Although there could be little doubt that the comets were retained in their orbits by the same laws which regulated the motions of the planets, yet it was difficult to put this opinion to the test of observation. The visibility of comets only in a small part of their orbits rendered it difficult to ascertain their distance and periodic times; and as their periods were probably of great length, it was impossible to correct approximate results by repeated observations. Newton, however, removed this difficulty by showing how to determine the orbit of a comet, namely, the form and position of the orbit, and the periodic time, by three observations. By applying this method to the comet of 1680 he calculated the elements of its orbit, and, from the agreement of the computed places with those which were observed, he justly inferred that the motions of comets were regulated by the same laws as those of the planetary bodies. This result was one of great importance; for as the comets enter our system in every possible direction, and at all angles with the ecliptic, and as a great part of their orbits extends far beyond the limits of the solar system, it demonstrated the existence of gravity in spaces far removed beyond the planet, and proved that the law of the inverse ratio of the squares of the distance was true in every possible direction, and at very remote distances from the centre of our system.
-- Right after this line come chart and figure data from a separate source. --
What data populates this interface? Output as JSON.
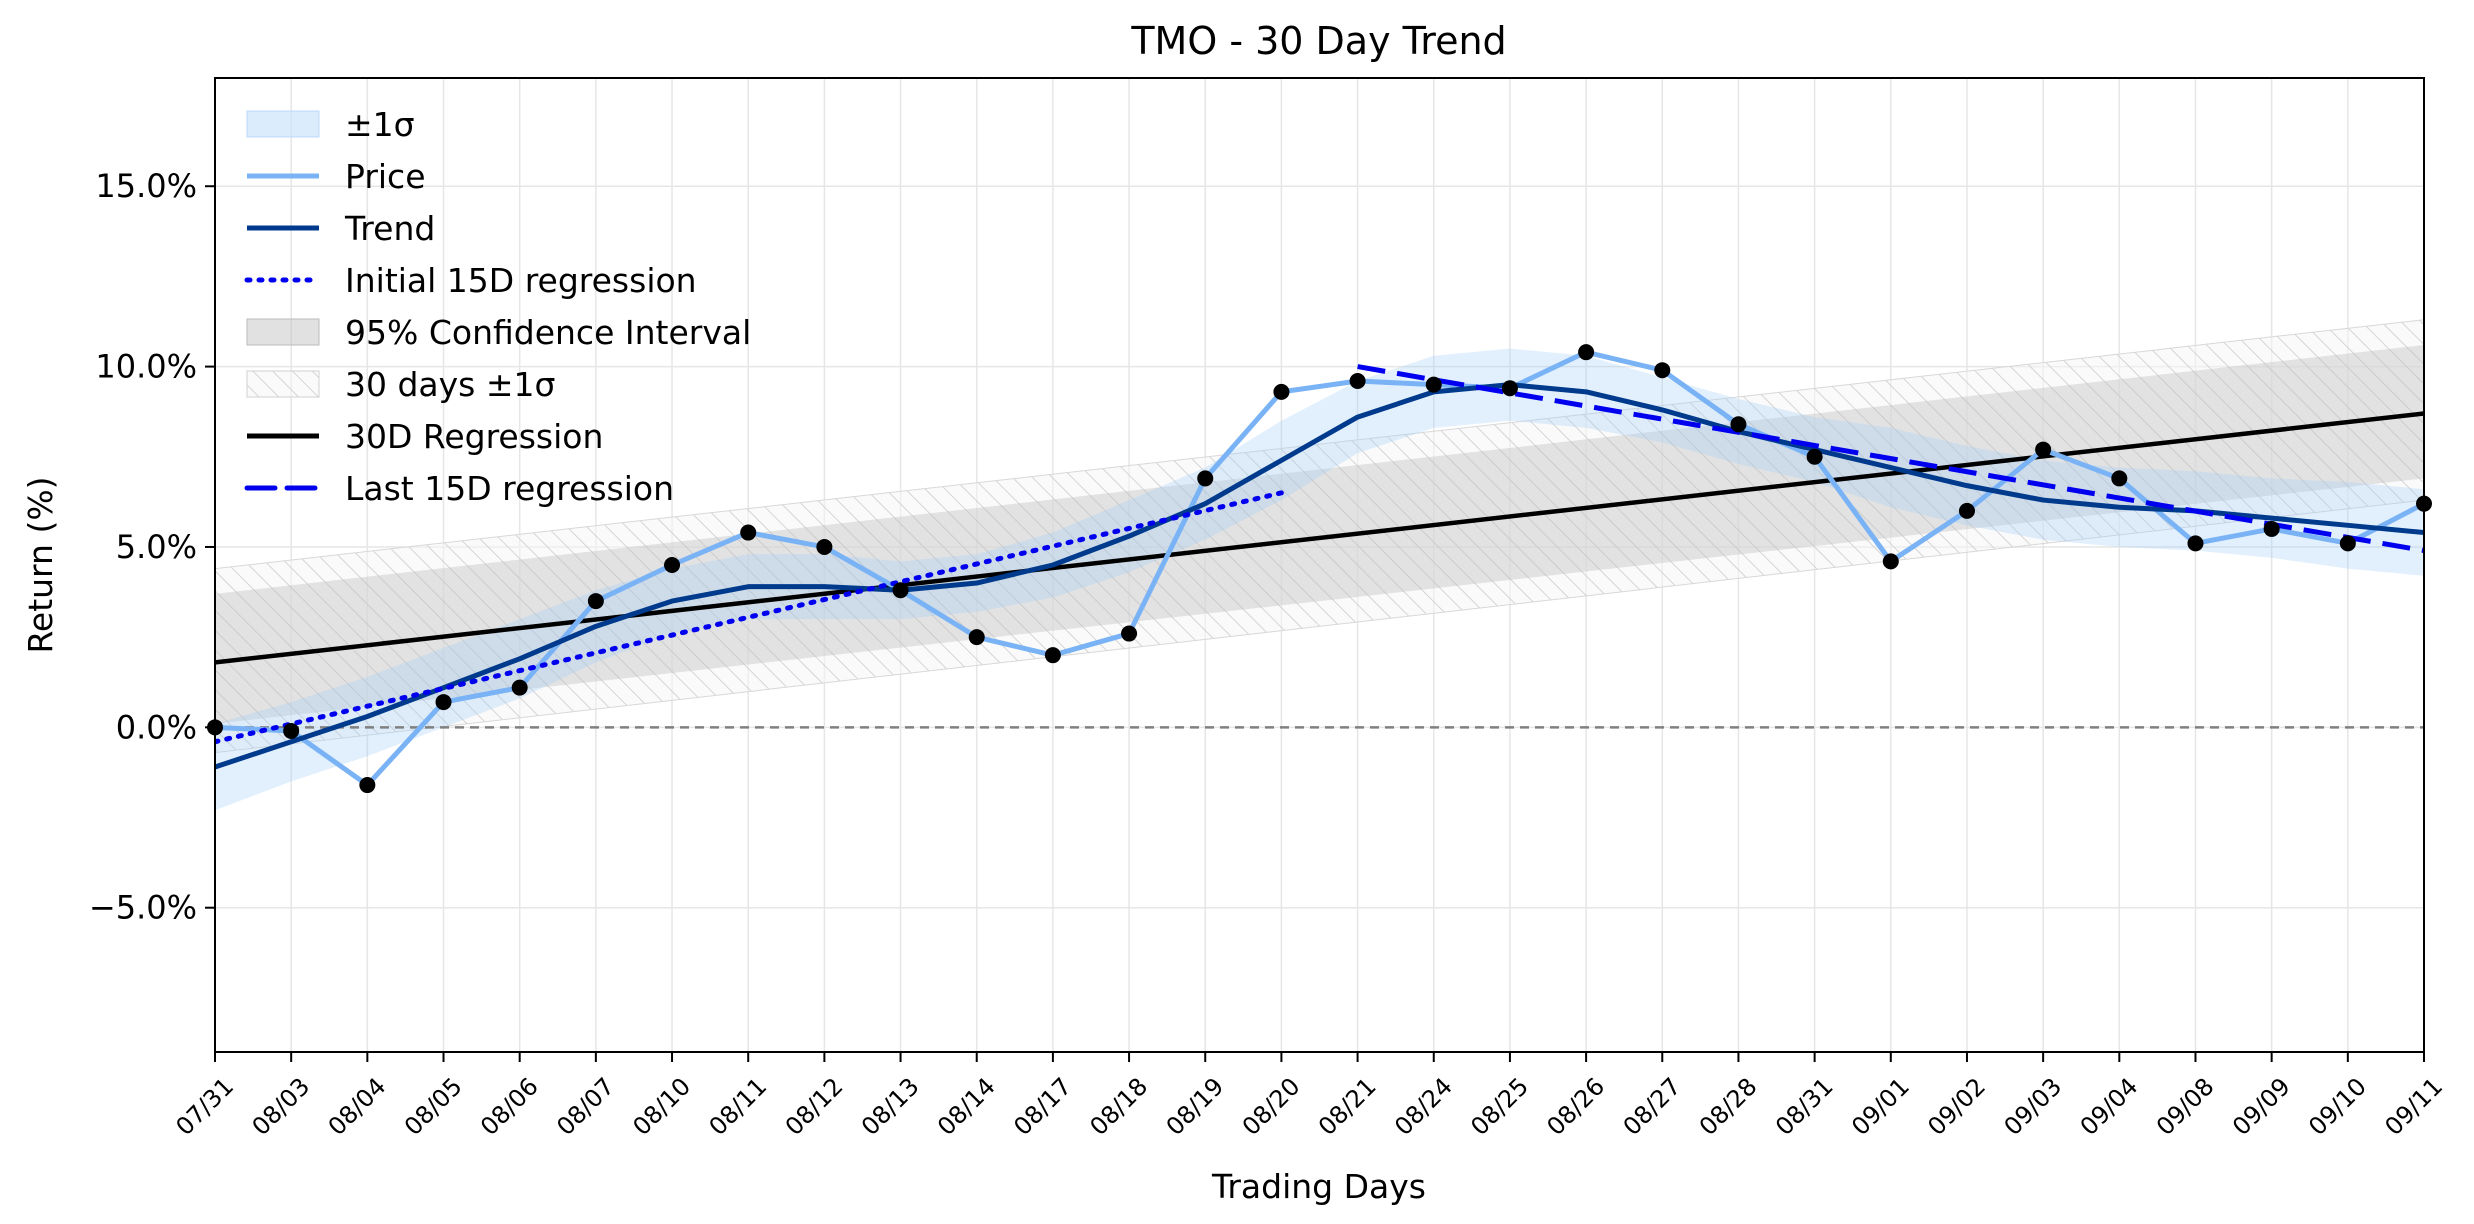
{
  "chart_data": {
    "type": "line",
    "title": "TMO - 30 Day Trend",
    "xlabel": "Trading Days",
    "ylabel": "Return (%)",
    "ylim": [
      -9.0,
      18.0
    ],
    "yticks": [
      -5.0,
      0.0,
      5.0,
      10.0,
      15.0
    ],
    "ytick_labels": [
      "−5.0%",
      "0.0%",
      "5.0%",
      "10.0%",
      "15.0%"
    ],
    "grid": true,
    "legend_position": "top-left",
    "categories": [
      "07/31",
      "08/03",
      "08/04",
      "08/05",
      "08/06",
      "08/07",
      "08/10",
      "08/11",
      "08/12",
      "08/13",
      "08/14",
      "08/17",
      "08/18",
      "08/19",
      "08/20",
      "08/21",
      "08/24",
      "08/25",
      "08/26",
      "08/27",
      "08/28",
      "08/31",
      "09/01",
      "09/02",
      "09/03",
      "09/04",
      "09/08",
      "09/09",
      "09/10",
      "09/11"
    ],
    "series": [
      {
        "name": "Price",
        "color": "#7ab3f5",
        "values": [
          0.0,
          -0.1,
          -1.6,
          0.7,
          1.1,
          3.5,
          4.5,
          5.4,
          5.0,
          3.8,
          2.5,
          2.0,
          2.6,
          6.9,
          9.3,
          9.6,
          9.5,
          9.4,
          10.4,
          9.9,
          8.4,
          7.5,
          4.6,
          6.0,
          7.7,
          6.9,
          5.1,
          5.5,
          5.1,
          6.2
        ]
      },
      {
        "name": "Trend",
        "color": "#003a8c",
        "values": [
          -1.1,
          -0.4,
          0.3,
          1.1,
          1.9,
          2.8,
          3.5,
          3.9,
          3.9,
          3.8,
          4.0,
          4.5,
          5.3,
          6.2,
          7.4,
          8.6,
          9.3,
          9.5,
          9.3,
          8.8,
          8.2,
          7.7,
          7.2,
          6.7,
          6.3,
          6.1,
          6.0,
          5.8,
          5.6,
          5.4
        ]
      },
      {
        "name": "±1σ",
        "color": "#cce4fb",
        "lower": [
          -2.3,
          -1.5,
          -0.8,
          0.0,
          0.8,
          1.8,
          2.6,
          3.0,
          3.0,
          3.0,
          3.2,
          3.6,
          4.3,
          5.2,
          6.3,
          7.6,
          8.3,
          8.5,
          8.3,
          7.9,
          7.3,
          6.8,
          6.1,
          5.6,
          5.2,
          5.0,
          4.9,
          4.7,
          4.4,
          4.2
        ],
        "upper": [
          0.1,
          0.7,
          1.4,
          2.2,
          3.0,
          3.8,
          4.4,
          4.8,
          4.8,
          4.6,
          4.8,
          5.4,
          6.3,
          7.2,
          8.5,
          9.6,
          10.3,
          10.5,
          10.3,
          9.7,
          9.1,
          8.6,
          8.3,
          7.8,
          7.4,
          7.2,
          7.1,
          6.9,
          6.8,
          6.6
        ]
      },
      {
        "name": "Initial 15D regression",
        "color": "#0000ee",
        "x_range": [
          0,
          14
        ],
        "y_range": [
          -0.4,
          6.5
        ]
      },
      {
        "name": "Last 15D regression",
        "color": "#0000ee",
        "x_range": [
          15,
          29
        ],
        "y_range": [
          10.0,
          4.9
        ]
      },
      {
        "name": "30D Regression",
        "color": "#000000",
        "x_range": [
          0,
          29
        ],
        "y_range": [
          1.8,
          8.7
        ]
      },
      {
        "name": "95% Confidence Interval",
        "color": "#d4d4d4",
        "lower_range": [
          0.1,
          6.9
        ],
        "upper_range": [
          3.7,
          10.6
        ]
      },
      {
        "name": "30 days ±1σ",
        "color": "#bbbbbb",
        "lower_range": [
          -0.7,
          6.3
        ],
        "upper_range": [
          4.4,
          11.3
        ]
      }
    ],
    "zero_line": 0.0,
    "marker_color": "#000000"
  }
}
Such is a brief view of the leading discoveries which the Principia first announced to the world. The grandeur of the subjects of which it treats, the beautiful simplicity of the system which it unfolds, the clear and concise reasoning by which that system is explained, and the irresistible evidence by which it is supported might have insured it the warmest admiration of contemporary mathematicians and the most welcome reception in all the schools of philosophy throughout Europe. This, however, is not the way in which great truths are generally received. Though the astronomical discoveries of Newton were not assailed by the class of ignorant pretenders who attacked his optical writings, yet they were everywhere resisted by the errors and prejudices which had taken a deep hold even of the strongest minds.
The philosophy of Descartes was predominant throughout Europe. Appealing to the imagination, and not to the reason, of mankind it was quickly received into popular favor, and the same causes which facilitated its introduction, extended its influence and completed its dominion over the human mind. In explaining all the movements of the heavenly bodies by a system of vortices in a fluid medium diffused through the universe Descartes had seized upon an analogy of the most alluring and deceitful kind. Those who had seen heavy bodies revolving in the eddies of a whirlpool or in the gyrations of a vessel of water thrown into a circular motion had no difficulty in conceiving how the planets might revolve round the sun by an analogous movement. The mind instantly grasped at an explanation of so palpable a character and which required for its development neither the exercise of patient thought nor the aid of mathematical skill. The talent and perspicuity with which the Cartesian system was expounded, and the show by which it was sustained, contributed powerfully to its adoption, while it derived a still higher sanction from the excellent character and the unaffected piety of its author.